4. Disclaimers and Limitations

(a) Disclaimer of Warranties. OTHER THAN AS EXPRESSLY SET FORTH IN THIS AGREEMENT, SLOPE MAKES NO, AND HEREBY DISCLAIMS ANY, REPRESENTATIONS OR WARRANTIES OF ANY KIND, EXPRESS OR IMPLIED, WITH RESPECT TO THE SERVICE PROVIDED OR THE RESULTS OF USE OF THE SERVICE. SLOPE HEREBY DISCLAIMS ANY IMPLIED WARRANTIES, INCLUDING WITHOUT LIMITATION, ANY IMPLIED WARRANTY OF MERCHANTABILITY, OF FITNESS FOR ANY PARTICULAR PURPOSE OR ARISING BY USAGE OF TRADE, COURSE OF DEALING OR COURSE OF PERFORMANCE.

(b) Disclaimer of Consequential Damages. SLOPE HAS NO LIABILITY WITH RESPECT TO THE SERVICE OR ITS OTHER OBLIGATIONS UNDER THIS AGREEMENT OR OTHERWISE FOR CONSEQUENTIAL, EXEMPLARY, SPECIAL, INCIDENTAL, OR PUNITIVE DAMAGES (INCLUDING WITHOUT LIMITATION LOSS OF PROFITS AND THE COST OF COVER) EVEN IF SLOPE HAS BEEN ADVISED OF THE POSSIBILITY OF SUCH DAMAGES.

(c) Limitations of Liability. SLOPE'S TOTAL LIABILITY TO CUSTOMER FOR ANY REASON AND UPON ANY CAUSE OF ACTION INCLUDING WITHOUT LIMITATION, BREACH OF CONTRACT, NEGLIGENCE, STRICT LIABILITY, MISREPRESENTATIONS, AND OTHER TORTS, IS LIMITED TO ALL FEES PAID TO SLOPE DURING THE ONE YEAR PERIOD IMMEDIATELY PRECEDING THE EVENTS GIVING RISE TO THE LIABILITY.

5. General

(a) Promotional Materials. Neither party may include statements, nor use the other party's name and logos, in its website, commercial advertisements and promotional materials for the sole purpose of indicating that Customer is a beta user of the Service unless expressly agreed in a superseding agreement.

(b) Governing Law. The laws of the State of Delaware (without giving effect to its conflict of laws principles) govern all matters arising out of or relating to this Agreement and the transactions it contemplates, including, without limitation, its interpretation, construction, performance, and enforcement.

(c) Recovery of Litigation Costs. If any legal action or other proceeding is brought for the enforcement of this Agreement, or because of an alleged dispute, breach, default or misrepresentation in connection with any of the provisions of this Agreement, the unsuccessful party shall pay to the successful party its reasonable attorneys’ fees and other costs incurred in that action or proceeding, in addition to any other relief to which the successful party may be entitled.

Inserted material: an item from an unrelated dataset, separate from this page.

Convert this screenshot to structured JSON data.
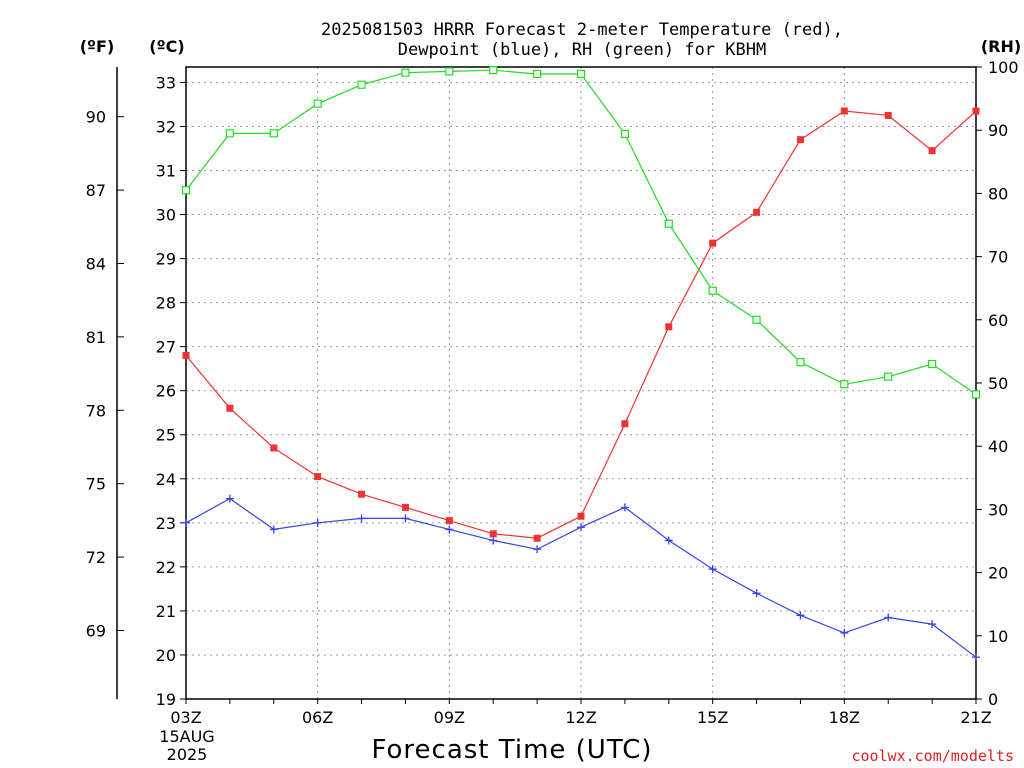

(d) Entire Agreement. This constitutes the final agreement between the parties. It is the complete and exclusive expression of the parties’ agreement on the matters contained in this Agreement. All prior and contemporaneous negotiations and agreements between the parties on the matters contained in this Agreement are expressly merged into and superseded by this Agreement. The provisions of this Agreement cannot be explained, supplemented or qualified through evidence of trade usage or a prior course of dealings. In entering into this Agreement, neither party has relied upon any statement, representation, warranty or agreement of any other party except for those expressly contained in this Agreement.

(e) Amendments. The parties can amend this Agreement only by a written agreement of the parties that identifies itself as an amendment to this Agreement.

(f) Survival of Certain Provisions. Each party hereto covenants and agrees that the provisions in Sections 4 and 5 in addition to any other provision that, by its terms, is intended to survive the expiration or termination of this Agreement, shall survive the expiration or termination of this Agreement.